By Shane Stokes in Granada
Having led the race for quite a while last year and placing a strong 9th in this year's Tour de France, Floyd Landis goes into this year's Vuelta as one of the big contenders. The Phonak rider had a scare on Thursday when he hit the deck out training, losing control on a dusty corner. He was sporting a bandage on his left arm and grazes on his right yesterday evening in the team hotel in Granada, but said that he was otherwise fine.
"I went round a corner too fast on a downhill" he told Cyclingnews. "I made a mistake, nothing too serious. Just road rash, my hip is a little scratched, but nothing broken. I will be stiff tomorrow, though, I'm sure."
Landis was strong in the first half of last year's Tour of Spain but faded towards the end. This time round, he has chosen to take a complete break from racing after the Tour. He feels his form is where it needs to be.
"I think it is good, I did the same as last year in taking it easy after the Tour. I went back to California and rested. I did some small training. Normally after the Tour you have good form, if you're not too tired, so I think it should be all right. The team is good, the morale is good.
"Last year I was okay for the first two weeks, but it was a bit long. I don't know what to expect this year. I didn't race so much in the spring this year, so hopefully that will help."
Rather than designating a leader before the race starts, Phonak is adopting a 'wait and see' policy. "We have a couple of guys that are very good right now, " Landis says. "I think that Santos Gonzalez is good, Gutierrez is good and...Oscar [Pereiro], I don't know how motivated he is, but he looks fit. I don't think we are going to pick one person and say that we will work for them. There are other teams to control the race, just like the Tour. Discovery are here, and I think Roberto [Heras] wants to win, so I would expect that they will work. But the Vuelta is different, anyway, you have to be careful with the wind and so it is more a case that we have to stay together."

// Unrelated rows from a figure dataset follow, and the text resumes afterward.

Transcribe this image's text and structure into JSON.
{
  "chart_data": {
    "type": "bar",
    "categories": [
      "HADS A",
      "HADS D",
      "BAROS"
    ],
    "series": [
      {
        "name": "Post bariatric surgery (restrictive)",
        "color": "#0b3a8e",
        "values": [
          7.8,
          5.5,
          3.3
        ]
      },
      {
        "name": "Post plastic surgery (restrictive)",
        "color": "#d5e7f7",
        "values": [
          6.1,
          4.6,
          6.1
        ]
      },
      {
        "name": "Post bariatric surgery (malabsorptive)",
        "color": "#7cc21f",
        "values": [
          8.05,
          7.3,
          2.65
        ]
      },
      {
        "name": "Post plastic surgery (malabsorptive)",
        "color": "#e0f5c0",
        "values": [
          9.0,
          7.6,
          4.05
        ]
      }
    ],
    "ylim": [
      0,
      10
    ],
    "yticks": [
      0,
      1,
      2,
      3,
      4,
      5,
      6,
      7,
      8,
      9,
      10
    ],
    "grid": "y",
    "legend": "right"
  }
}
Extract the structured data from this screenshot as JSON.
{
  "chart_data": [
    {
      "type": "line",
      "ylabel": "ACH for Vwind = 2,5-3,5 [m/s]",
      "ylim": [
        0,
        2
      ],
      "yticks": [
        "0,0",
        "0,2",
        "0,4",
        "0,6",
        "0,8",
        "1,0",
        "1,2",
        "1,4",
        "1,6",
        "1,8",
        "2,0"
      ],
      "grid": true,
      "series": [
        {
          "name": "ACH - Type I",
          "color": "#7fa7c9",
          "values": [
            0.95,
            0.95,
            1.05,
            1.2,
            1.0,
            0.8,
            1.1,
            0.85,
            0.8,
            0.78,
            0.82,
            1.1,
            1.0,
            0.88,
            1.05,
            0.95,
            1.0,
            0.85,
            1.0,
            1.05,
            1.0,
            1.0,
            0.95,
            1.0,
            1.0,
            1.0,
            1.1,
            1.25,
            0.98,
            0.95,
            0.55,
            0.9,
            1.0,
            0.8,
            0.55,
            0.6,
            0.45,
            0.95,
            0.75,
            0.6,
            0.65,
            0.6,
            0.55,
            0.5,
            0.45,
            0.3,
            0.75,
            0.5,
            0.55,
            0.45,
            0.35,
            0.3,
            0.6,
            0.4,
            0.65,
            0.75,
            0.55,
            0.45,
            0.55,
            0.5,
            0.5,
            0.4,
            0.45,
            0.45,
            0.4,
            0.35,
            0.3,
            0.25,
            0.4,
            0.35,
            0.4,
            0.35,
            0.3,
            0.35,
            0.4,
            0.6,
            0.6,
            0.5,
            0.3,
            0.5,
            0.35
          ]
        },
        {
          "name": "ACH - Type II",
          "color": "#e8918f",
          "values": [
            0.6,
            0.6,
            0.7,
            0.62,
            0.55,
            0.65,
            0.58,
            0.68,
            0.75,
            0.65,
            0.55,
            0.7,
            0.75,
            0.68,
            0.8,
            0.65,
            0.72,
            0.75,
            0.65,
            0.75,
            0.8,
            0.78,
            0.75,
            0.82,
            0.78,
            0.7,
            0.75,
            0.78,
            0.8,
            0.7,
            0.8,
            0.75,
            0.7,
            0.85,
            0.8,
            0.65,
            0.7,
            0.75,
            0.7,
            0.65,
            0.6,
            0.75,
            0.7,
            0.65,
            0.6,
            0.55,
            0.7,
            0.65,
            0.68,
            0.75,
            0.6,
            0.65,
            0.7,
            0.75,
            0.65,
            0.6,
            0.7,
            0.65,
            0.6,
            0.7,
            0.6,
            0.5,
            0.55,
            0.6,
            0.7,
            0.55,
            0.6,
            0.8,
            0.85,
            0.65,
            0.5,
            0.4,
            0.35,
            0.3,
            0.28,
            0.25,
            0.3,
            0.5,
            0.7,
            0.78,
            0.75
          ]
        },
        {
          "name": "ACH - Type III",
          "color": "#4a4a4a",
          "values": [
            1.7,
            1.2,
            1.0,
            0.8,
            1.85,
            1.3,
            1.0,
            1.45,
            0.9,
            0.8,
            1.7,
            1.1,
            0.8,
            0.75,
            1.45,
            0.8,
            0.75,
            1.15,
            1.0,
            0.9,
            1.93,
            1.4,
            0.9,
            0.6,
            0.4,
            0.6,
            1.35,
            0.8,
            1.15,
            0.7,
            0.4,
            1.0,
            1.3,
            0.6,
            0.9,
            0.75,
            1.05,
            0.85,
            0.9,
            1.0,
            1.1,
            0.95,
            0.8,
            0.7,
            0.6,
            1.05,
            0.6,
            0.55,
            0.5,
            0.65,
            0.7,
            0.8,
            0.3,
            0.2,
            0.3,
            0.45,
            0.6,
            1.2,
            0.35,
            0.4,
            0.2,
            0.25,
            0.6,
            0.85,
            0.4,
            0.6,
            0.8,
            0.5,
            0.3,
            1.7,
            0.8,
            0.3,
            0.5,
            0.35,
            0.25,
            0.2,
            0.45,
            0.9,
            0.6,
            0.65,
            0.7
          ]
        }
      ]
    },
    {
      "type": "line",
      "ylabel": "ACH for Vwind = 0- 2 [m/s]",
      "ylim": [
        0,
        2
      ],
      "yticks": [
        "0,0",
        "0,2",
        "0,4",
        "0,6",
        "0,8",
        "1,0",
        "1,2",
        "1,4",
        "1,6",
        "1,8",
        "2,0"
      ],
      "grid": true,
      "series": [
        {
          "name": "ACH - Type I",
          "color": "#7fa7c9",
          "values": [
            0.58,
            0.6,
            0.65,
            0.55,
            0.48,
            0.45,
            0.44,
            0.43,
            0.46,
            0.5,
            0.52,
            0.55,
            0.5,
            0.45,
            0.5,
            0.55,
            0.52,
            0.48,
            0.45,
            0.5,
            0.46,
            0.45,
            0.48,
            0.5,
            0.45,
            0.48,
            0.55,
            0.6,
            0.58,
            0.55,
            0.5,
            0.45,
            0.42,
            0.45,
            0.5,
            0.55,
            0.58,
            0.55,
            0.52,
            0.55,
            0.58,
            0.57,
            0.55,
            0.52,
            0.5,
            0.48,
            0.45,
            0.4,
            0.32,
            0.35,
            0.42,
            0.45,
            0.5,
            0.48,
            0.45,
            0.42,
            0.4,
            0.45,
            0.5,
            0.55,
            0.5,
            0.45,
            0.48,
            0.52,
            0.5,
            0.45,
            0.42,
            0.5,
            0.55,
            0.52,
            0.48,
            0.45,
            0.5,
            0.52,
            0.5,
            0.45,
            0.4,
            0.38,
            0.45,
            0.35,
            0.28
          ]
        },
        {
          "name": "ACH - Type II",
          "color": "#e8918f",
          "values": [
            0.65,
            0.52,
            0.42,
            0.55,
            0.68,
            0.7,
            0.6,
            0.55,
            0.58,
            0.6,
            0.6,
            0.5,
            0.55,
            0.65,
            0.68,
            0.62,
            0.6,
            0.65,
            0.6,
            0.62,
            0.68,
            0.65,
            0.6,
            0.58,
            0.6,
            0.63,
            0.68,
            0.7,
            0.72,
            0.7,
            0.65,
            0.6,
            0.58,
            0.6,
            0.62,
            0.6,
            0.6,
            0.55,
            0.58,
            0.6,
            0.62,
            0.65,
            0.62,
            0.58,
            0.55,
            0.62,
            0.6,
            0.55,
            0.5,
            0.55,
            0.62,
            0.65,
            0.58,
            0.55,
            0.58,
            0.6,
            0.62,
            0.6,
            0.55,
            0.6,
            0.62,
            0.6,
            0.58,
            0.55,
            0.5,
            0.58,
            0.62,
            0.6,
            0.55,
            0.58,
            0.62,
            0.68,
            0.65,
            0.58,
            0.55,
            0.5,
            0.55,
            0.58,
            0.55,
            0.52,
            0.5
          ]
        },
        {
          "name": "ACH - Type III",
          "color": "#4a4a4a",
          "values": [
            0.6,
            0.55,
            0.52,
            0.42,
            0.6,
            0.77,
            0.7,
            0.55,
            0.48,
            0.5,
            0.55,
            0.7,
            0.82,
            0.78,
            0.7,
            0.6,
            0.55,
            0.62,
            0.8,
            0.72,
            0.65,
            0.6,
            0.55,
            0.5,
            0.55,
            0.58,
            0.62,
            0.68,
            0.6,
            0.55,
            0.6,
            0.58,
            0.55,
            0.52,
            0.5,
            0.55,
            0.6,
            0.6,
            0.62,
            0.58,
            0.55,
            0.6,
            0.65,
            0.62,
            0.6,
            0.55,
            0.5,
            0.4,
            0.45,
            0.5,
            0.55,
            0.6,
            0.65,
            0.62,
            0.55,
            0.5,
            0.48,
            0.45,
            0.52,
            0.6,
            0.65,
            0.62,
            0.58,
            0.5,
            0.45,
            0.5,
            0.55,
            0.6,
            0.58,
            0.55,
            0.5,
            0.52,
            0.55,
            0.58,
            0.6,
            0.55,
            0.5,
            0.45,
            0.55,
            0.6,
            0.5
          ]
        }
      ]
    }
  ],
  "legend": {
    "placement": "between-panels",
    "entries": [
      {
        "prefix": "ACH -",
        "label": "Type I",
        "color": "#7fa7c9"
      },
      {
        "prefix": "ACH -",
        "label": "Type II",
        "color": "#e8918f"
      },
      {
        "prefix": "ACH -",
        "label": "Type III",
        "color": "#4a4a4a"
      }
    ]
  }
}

When asked if he had looked at key stages in the race, Landis said that he didn't know the full route. "I haven't done any reconnaissance like the Tour, but I looked at the maps...Anyway, it is a case that if you're strong enough in the mountains, you can win the Vuelta. If not, you get dropped! There are seven mountaintop finishes, or something like that. So your strength is the most important thing. As for the time trials, I think the prologue is a bit short. But the last two are better for me."